Ghetto Run Crew - Respeito e Transformação
Nos vemos na Rua
Publicado em 04/2019
Vamos começar pelo seguinte ponto: estávamos correndo nas ruas da mesma forma que corremos em qualquer quebrada, escutando funk alto e curtindo o rolé. Porém observei que havia uma diferença: as pessoas no trânsito não jogavam o carro em cima; as calçadas não eram tão esburacadas quanto no subúrbio e não havia lixo no meio do caminho.
Acontece que a Cidade do Rio de Janeiro, depois do túnel, é financeiramente próspera. Guarde essa frase.
Entenda: o principal território de atuação do C-O-R-R-E é a periferia, o subúrbio, a comunidade, a favela. Espaços considerados “áreas de risco”. Toda a nossa essência e visão de mundo partem do ponto de que nunca temos fácil acesso a nada, nos relacionamos através de experiências da rua, precisamos correr duas vezes mais para chegarmos como iguais. Ocupamos todos esses territórios de forma transformadora. Terror nenhum.
Agora eu te pergunto: o que um grupo de pessoas que dizem ser O Ghetto Run Crew estava fazendo em um hotel na Delfim Moreira?
Tudo começou com um “tá aê?” às 2 horas da madrugada duma sexta dessas. Eu senti que viria uma intimação, mas a sensação era boa. Falei “oi” e respondi que estava. Fui questionada se queria fazer uma coisa que nunca fiz na minha vida. Sinceramente, não sei quantas vezes isso aconteceu.
Escrevendo estas linhas, percebi que essa conversa resume o Ghetto Run Crew. Quis perguntar “por que eu?”, mas digitei e apaguei. Respondi que queria fazer. Ele, Junior Negão, disse que eu poderia recusar, mas já era, tarde demais. A situação era a seguinte: Leblon, um dos bairros com o metro quadrado mais caro do BR, vs Verão de 40º do Rio de Janeiro vs Um pessoal de preto correndo nas ruas com uma caixinha de som tocando funk (explícito).
Até o dado momento, qualquer um ficaria sem entender nada. Nem o porquê de se correr de preto no calor, nem a escolha do funk, nem o motivo de se correr no canto da rua, bairro adentro, já que tinha uma ciclovia em linha reta enorme na beira do mar com aquela vista meiga da praia do Leblon.
Ok, voltando à conversa, recebi o áudio de 2 pessoas contando como foi o corre daquele dia. Escutei com atenção: “uma experiência boa”, “diferente”, “doida”, “me senti integrada à cidade”, “passei em frente à loja da marca super cara X e eu estava correndo à vontade”. Beleza!
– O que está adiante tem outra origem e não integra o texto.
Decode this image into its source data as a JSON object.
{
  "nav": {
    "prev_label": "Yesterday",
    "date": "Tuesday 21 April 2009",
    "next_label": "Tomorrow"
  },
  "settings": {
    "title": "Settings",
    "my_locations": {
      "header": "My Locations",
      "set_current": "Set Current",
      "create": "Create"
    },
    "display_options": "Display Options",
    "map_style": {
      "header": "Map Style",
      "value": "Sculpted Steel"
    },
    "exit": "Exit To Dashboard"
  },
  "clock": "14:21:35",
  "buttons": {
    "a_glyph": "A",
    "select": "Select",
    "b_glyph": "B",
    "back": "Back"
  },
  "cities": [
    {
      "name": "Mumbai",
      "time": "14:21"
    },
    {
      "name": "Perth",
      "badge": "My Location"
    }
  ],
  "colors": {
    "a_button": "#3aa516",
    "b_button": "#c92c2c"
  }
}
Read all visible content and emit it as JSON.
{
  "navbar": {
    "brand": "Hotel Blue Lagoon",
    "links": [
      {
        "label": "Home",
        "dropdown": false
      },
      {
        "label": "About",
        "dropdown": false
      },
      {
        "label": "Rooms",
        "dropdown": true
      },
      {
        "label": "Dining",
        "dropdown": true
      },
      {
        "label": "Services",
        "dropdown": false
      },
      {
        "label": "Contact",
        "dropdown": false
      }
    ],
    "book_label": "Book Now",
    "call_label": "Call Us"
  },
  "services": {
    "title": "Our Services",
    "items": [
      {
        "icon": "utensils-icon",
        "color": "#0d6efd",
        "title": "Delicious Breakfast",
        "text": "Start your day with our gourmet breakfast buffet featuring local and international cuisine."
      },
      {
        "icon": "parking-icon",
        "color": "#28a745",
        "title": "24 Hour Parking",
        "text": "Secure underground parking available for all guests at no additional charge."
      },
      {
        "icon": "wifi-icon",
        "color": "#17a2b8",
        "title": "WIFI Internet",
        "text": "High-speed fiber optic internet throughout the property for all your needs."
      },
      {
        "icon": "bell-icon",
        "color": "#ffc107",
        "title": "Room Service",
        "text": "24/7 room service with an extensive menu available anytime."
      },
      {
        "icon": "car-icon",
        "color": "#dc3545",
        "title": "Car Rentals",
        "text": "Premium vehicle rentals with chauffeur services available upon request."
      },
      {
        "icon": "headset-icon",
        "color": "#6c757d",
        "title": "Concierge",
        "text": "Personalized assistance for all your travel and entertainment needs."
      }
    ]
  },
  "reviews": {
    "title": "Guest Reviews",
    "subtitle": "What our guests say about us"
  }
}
Corremos em Caxias, Olaria, Vila Vintém, Centro do RJ e Centro de SP, Abolição, Madureira, São Cristóvão, entre diversos outros lugares e espaços. Todos eles com suas particularidades, mas todos num ambiente em que me senti conectada e familiarizada. Por tudo a meu redor não ser farto, eu me dou bem com a dificuldade e com pessoas marrentas. Para alguns, o local influencia no comportamento; para nós, a postura é a mesma em qualquer ocasião. E, de fato, conseguimos estar onde queremos, exatamente do jeito que gostamos: da maneira mais confortável possível.
Não temos cara, forma ou padrão. Somos heterogêneos, mulheres, homens e seus diferentes posicionamentos de gênero e cultura, que ocupam lugares profissionais pela sua competência, transformando a Rua e as pessoas. Nos encaixamos onde não querem e falamos da injustiça que incomoda. Corremos nas ruas de qualquer cenário do mesmo jeito.
E, no final, fazemos a bagunça de sempre.
Dessa vez, o Dj Kalil Motta ficou na responsa do som e o Hotel Janeiro nos recebeu com carinho e cuidado. E foi assim por quatro edições no mesmo local, onde tivemos Luan, Kajaman e Totonete que, assim como Kalil, defenderam nossas diversas formas de manifestação musical no fim do corre.
Resumo da obra: nos conectamos a todos os extremos. Me diverti e fiquei à vontade com os mesmos irmãos e irmãs que estavam em Olaria, Vila Vintém, Centro do RJ, Centro de SP e por aí vai. Porque não importa onde, a cidade é de todas e todos.
Segue a máxima, e ainda bem por isso: nos vemos na Rua, juntos!